Official statistics from Jauzjan area says more than 26,000 boys and girls were enrolled in these schools.
The same situation transpired in Helmand, Kandahar, Paktika, Nuristan, Badakhshan, Kunar, Zabul, Ghazni and other provinces.
The HRW report said only 37 percent of adolescent girls and 66 percent of teenage boys in Afghanistan are literate. In half of the country’s 34 provinces, fewer than 20 percent of teachers are female, a major barrier for many girls whose families would not want their female child to be taught by a man, especially as they become teenagers.
About 40 percent of schools in Afghanistan have no buildings, and many lack boundary walls, water, and toilets, according to the HRW report. These circumstances disproportionately affect girls, who are often kept home due to discriminatory views that do not value or permit their education.
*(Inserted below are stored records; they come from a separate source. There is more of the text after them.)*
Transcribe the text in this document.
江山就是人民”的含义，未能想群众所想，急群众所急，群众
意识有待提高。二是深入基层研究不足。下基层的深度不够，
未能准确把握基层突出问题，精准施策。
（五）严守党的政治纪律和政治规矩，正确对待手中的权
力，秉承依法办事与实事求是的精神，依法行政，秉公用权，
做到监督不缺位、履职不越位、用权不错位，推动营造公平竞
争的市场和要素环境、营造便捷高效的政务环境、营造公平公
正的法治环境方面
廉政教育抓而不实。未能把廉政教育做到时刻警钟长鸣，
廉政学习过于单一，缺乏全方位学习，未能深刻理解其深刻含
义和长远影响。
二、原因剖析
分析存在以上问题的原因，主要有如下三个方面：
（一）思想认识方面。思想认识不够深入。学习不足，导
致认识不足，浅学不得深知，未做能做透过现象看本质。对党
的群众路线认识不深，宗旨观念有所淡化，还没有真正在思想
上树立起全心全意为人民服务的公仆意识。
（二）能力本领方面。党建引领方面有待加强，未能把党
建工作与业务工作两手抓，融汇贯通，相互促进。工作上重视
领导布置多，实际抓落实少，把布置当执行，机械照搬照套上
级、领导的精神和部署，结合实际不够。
A third of Afghan girls marry before the age of 18, and once engaged or married, many of them are compelled to drop out of school.
Last month, the country’s Ministry of Education unveiled National Educational Strategic Plan III that has received a hefty financial support of $3 million. Announcing this new strategy, Mohammad Ibrahim Shinwari, the deputy minister for general education, stated that with the implementation of this strategy, 2.4 million children would be enrolled in schools. The plan would also allow to print new books, build thousands of classes, and provide technical training for teachers.
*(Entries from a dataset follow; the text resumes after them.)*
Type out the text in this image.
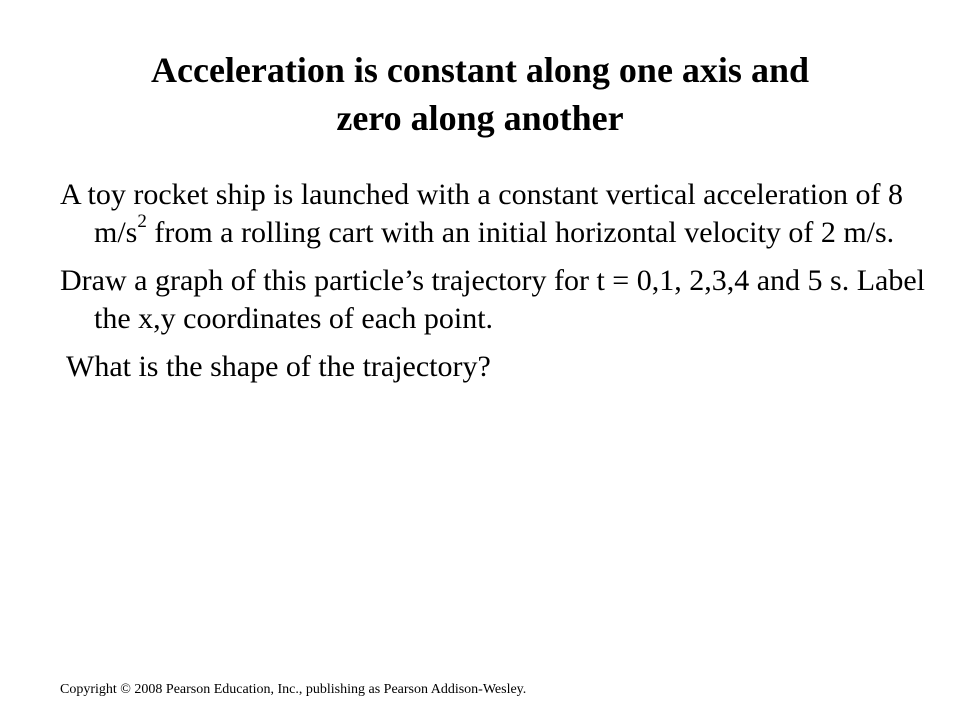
Acceleration is constant along one axis and
zero along another

A toy rocket ship is launched with a constant vertical acceleration of 8 $m/s^2$ from a rolling cart with an initial horizontal velocity of 2 m/s.

Draw a graph of this particle’s trajectory for t = 0,1, 2,3,4 and 5 s. Label the x,y coordinates of each point.

What is the shape of the trajectory?

Copyright © 2008 Pearson Education, Inc., publishing as Pearson Addison-Wesley.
The ministry has also vowed to increase the number of educators and ultimately grow the number of students across the country to 12 million within five years.
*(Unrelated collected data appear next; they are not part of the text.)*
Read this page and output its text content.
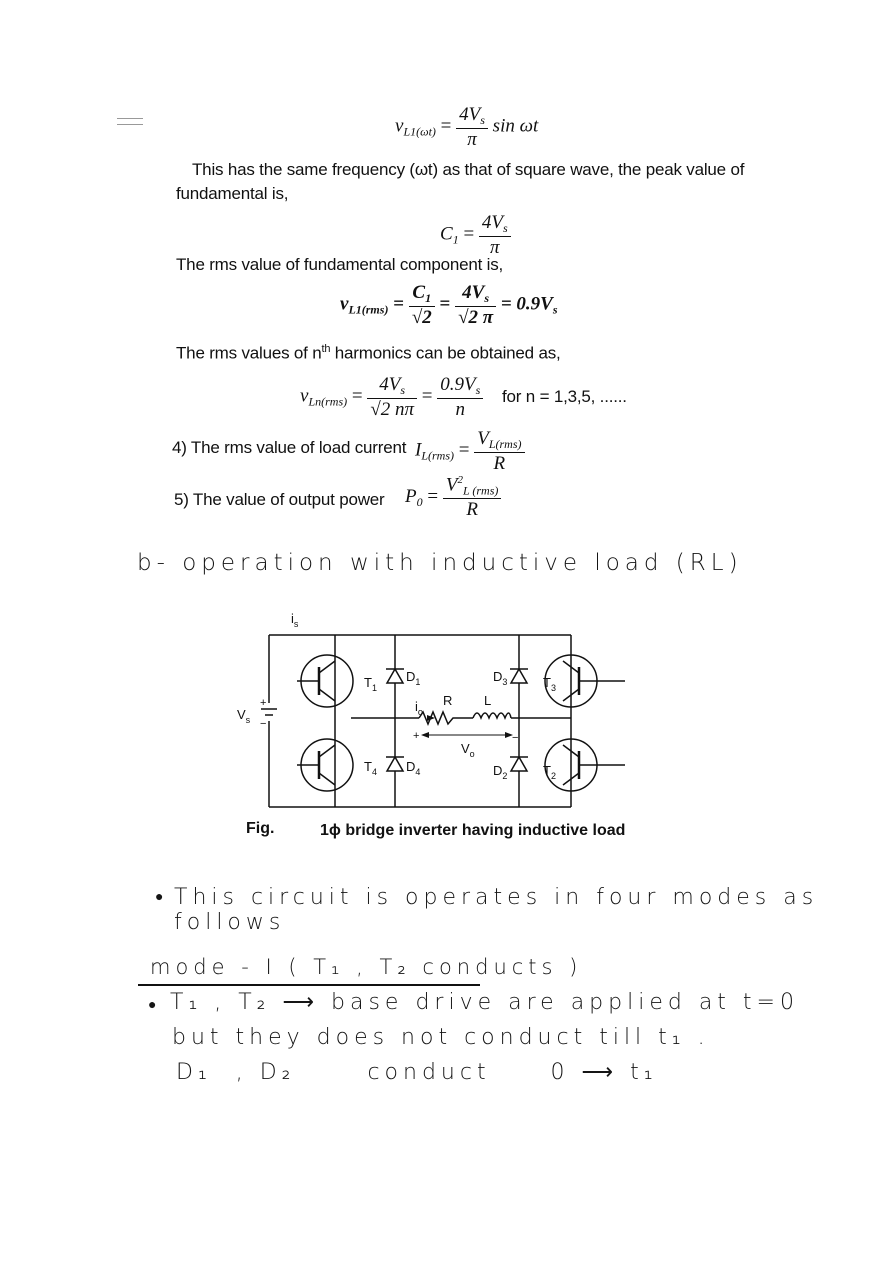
$v_{L1(\omega t)} = \frac{4V_s}{\pi}$ sin ωt
This has the same frequency (ωt) as that of square wave, the peak value of
fundamental is,
$C_1 = \frac{4V_s}{\pi}$
The rms value of fundamental component is,
$v_{L1(rms)} = \frac{C_1}{√2} = \frac{4V_s}{√2 \pi} = 0.9V_s$
The rms values of $n^{th}$ harmonics can be obtained as,
$v_{Ln(rms)} = \frac{4V_s}{√2 n\pi} = \frac{0.9V_s}{n}$ for n = 1,3,5, ......
4) The rms value of load current $I_{L(rms)} = \frac{V_{L(rms)}}{R}$
5) The value of output power $P_0 = \frac{V^2_{L (rms)}}{R}$
b- operation with inductive load (RL)
$i_s$
$V_s$
+
−
$T_1$
$D_1$	$D_3$	$T_3$
$T_4$ $D_4$	$D_2$	$T_2$
R L
$i_o$
$V_o$
+	−
Fig.	1ϕ bridge inverter having inductive load
● This circuit is operates in four modes as follows
mode - I ( T₁ , T₂ conducts )
● T₁ , T₂ ⟶ base drive are applied at t=0
but they does not conduct till t₁ .
D₁  , D₂      conduct     0 ⟶ t₁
Analysts, however, believe fundamental reforms are needed within the government to address the external challenges faced by the education sector. Siddiq Patman, an Afghan academic, told The Globe Post the ministry of education has not been immune to the general politicization of the public sector.
“Even high-level technical appointments are made based on political affiliation,” he said.
Liesl Gerntholtz, HRW women’s rights division director, has urged the Kabul government to renew focus on girls’ education and ensure all of them have a school to attend. Lack of response would put all achievements in this sector at risk, she noted.
Ms. Gerntholtz has called for the integration of community-based schools into the government education system. With sustainable funding and quality controls, they would serve as ‘a lifeline’ for many girls in Afghanistan who are otherwise likely to remain deprived of the fundamental right for education.
According to international standards established by UNESCO, the government should spend at least 15 to 20 percent of the total national budget, and 4 to 6 percent of GDP on education. The United Nations has urged least developed countries, which include Afghanistan, to reach or exceed the upper end of these benchmarks. In 2016, 13 percent of Afghanistan’s public expenditure, and 4 percent of its GDP were spent on education.